Chancellor Jeremy Hunt poised for stealth tax raid to reap £68bn


Jeremy Hunt poised for stealth tax raid to reap £68bn: Households face pain as Chancellor tries to plug hole in nation’s finances

  • Hunt under pressure to reassure markets he can balance Government’s books 
  • He has warned that ‘eye-wateringly difficult’ decisions will be required
  • Choices will be difficult as Bank forecasting longest recession on record 

Under pressure: Chancellor Jeremy Hunt

The Chancellor is set to unleash £68billion of stealth taxes this week in a desperate effort to plug a massive hole in the nation’s finances. 

Jeremy Hunt – appointed to the role just a month ago – is under pressure to reassure markets that he can balance the Government’s books after a disastrous fiscal statement by his predecessor. 

Kwasi Kwarteng and former Prime Minister Liz Truss both resigned after their package of unfunded tax cuts spooked investors and sent the interest on Government debt sky-rocketing. 

Hunt has warned that ‘eye-wateringly difficult’ decisions will be required to restore Britain’s economic credibility. The choices will be especially difficult as the Bank of England is forecasting the longest recession on record. 

Whitehall sources said the planned freeze on various tax thresholds will do a lot of the ‘heavy lifting’. But the raft of measures will undoubtedly spell pain for households. 

By far the biggest money-spinner for the Treasury will be extending a planned freeze on income tax bands for an extra two years. This will net a total £52.5billion by 2028, according to think-tank the Centre for Economic and Business Research (CEBR). 

The move will mean three million more low paid and middle-income earners will be dragged into higher tax brackets as their wages increase. Pay is rising faster than usual, due to inflation that has spiralled into double digits. 

Tax bands are meant to lift in line with prices to ensure that no one pays more tax simply because of inflation. But, earlier this year – when he was Chancellor – Prime Minister Rishi Sunak froze the amount at which people begin paying tax at £12,570. 

He also pegged the threshold for the 40 per cent higher rate at £50,271. Before the expected two-year extension due to be announced by Hunt, the thresholds were set to remain the same until 2026. 

The move was announced before prices started soaring and was initially estimated to cost taxpayers £8 billion. But, with inflation running at more than 10 per cent, the total has grown significantly. 

Extending other stealth taxes will add to the total – albeit much smaller amounts. Freezing inheritance tax thresholds into 2027/28 would result in an £11.8billion stealth tax grab over the next five years, according to the CEBR. 

Keeping the lifetime allowance on pension savings at £1,073,100 for the next five years would net another £3.2billion, the think-tank added.
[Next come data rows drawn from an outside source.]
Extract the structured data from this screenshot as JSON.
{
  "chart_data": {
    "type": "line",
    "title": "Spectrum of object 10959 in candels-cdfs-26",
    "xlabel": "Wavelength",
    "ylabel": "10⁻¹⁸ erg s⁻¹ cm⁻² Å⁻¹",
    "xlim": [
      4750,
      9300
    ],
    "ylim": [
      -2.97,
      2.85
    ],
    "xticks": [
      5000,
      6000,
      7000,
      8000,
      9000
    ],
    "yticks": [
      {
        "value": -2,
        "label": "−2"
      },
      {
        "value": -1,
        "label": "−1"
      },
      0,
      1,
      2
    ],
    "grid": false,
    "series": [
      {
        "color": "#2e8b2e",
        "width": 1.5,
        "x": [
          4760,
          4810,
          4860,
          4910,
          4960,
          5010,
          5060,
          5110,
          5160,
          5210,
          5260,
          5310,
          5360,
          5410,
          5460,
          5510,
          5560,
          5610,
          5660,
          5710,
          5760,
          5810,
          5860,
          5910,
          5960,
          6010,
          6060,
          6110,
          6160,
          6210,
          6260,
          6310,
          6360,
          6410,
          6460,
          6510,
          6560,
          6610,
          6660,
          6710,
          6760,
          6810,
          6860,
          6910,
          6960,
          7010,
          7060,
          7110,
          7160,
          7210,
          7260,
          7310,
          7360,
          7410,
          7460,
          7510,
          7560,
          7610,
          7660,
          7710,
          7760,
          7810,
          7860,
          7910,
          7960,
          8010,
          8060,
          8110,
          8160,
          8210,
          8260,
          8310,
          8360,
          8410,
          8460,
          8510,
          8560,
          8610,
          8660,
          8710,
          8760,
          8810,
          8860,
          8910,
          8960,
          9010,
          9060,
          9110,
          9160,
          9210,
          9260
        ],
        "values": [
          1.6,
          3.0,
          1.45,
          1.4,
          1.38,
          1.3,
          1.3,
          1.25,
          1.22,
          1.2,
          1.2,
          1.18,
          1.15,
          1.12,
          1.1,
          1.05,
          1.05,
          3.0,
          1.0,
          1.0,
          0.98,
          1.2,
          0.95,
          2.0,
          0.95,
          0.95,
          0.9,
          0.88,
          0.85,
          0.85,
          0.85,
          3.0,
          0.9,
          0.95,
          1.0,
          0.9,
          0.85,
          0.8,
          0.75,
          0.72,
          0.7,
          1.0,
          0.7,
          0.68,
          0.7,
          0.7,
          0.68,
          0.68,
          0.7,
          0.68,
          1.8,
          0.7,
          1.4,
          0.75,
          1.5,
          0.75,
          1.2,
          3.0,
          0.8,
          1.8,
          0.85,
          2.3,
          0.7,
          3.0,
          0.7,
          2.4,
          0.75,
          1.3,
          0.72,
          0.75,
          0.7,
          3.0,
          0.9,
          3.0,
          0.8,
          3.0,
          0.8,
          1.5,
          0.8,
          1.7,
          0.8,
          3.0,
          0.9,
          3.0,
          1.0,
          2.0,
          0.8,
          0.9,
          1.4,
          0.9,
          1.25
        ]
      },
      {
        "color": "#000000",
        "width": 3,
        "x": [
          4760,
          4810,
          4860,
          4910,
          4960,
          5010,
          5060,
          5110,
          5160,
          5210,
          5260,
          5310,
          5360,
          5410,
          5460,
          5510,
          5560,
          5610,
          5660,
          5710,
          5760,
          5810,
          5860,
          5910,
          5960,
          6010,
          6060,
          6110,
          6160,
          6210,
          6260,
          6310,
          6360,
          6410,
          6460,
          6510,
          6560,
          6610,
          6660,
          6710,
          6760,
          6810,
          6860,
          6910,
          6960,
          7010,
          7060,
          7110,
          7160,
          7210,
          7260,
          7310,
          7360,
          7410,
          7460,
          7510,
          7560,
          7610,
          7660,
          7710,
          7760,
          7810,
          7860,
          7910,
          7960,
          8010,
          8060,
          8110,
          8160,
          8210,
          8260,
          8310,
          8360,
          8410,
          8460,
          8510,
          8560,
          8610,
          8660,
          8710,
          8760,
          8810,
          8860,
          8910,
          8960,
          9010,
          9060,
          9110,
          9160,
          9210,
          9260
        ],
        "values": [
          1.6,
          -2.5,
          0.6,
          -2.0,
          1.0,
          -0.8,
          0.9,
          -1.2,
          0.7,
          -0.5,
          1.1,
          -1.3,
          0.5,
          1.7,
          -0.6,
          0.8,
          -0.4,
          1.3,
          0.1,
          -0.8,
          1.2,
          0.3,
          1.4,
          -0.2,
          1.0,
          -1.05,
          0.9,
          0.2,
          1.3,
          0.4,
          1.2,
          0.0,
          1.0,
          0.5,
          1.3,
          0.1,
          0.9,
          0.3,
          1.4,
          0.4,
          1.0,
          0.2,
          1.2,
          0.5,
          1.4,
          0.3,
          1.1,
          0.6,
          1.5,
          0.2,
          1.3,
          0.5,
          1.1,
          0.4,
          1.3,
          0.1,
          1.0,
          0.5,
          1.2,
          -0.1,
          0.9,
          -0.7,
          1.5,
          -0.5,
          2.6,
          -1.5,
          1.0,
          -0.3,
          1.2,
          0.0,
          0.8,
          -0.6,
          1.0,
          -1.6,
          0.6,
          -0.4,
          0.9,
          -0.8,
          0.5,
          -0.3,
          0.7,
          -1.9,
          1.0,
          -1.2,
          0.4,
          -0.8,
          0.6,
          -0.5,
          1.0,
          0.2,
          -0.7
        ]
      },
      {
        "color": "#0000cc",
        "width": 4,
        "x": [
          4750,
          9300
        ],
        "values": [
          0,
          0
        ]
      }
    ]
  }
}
Government officials caution that any significant fall in inflation could see the Treasury getting much less than expected from stealth taxes. 

The uncertainty has forced Hunt’s hand. He is said to be planning other major tax hikes, including an extension of the windfall tax on oil and gas giants including BP and Shell. 

The Mail on Sunday understands the levy could rise from 25 per cent to 35 per cent, and could also be extended for a further two years. Electricity generators may also be targeted. The measures could raise £45billion over five years. But that sum could plunge due to gas market volatility. 

Whitehall sources said the £150,000 threshold for those paying the 45p top rate of income tax could be lowered. 

Banks are in the firing line and the triple lock which safeguards pension rises is under review. However, the bulk of Hunt’s Budget package is set to be public spending cuts – in a drive described as Austerity 2.0. 

The Mail on Sunday understands spending cuts could hit £35billion a year, while tax hikes may amount to up to £25billion. 

Last night, experts said big public spending cuts would not go down well with investors. ‘Financial markets don’t really believe it’s politically viable,’ warned Jonathan Portes, economics professor at King’s College London. 

‘There is a big medium to long-term gap between what the UK raises in taxes and what the UK public wants in terms of spending on public services. That needs addressing.’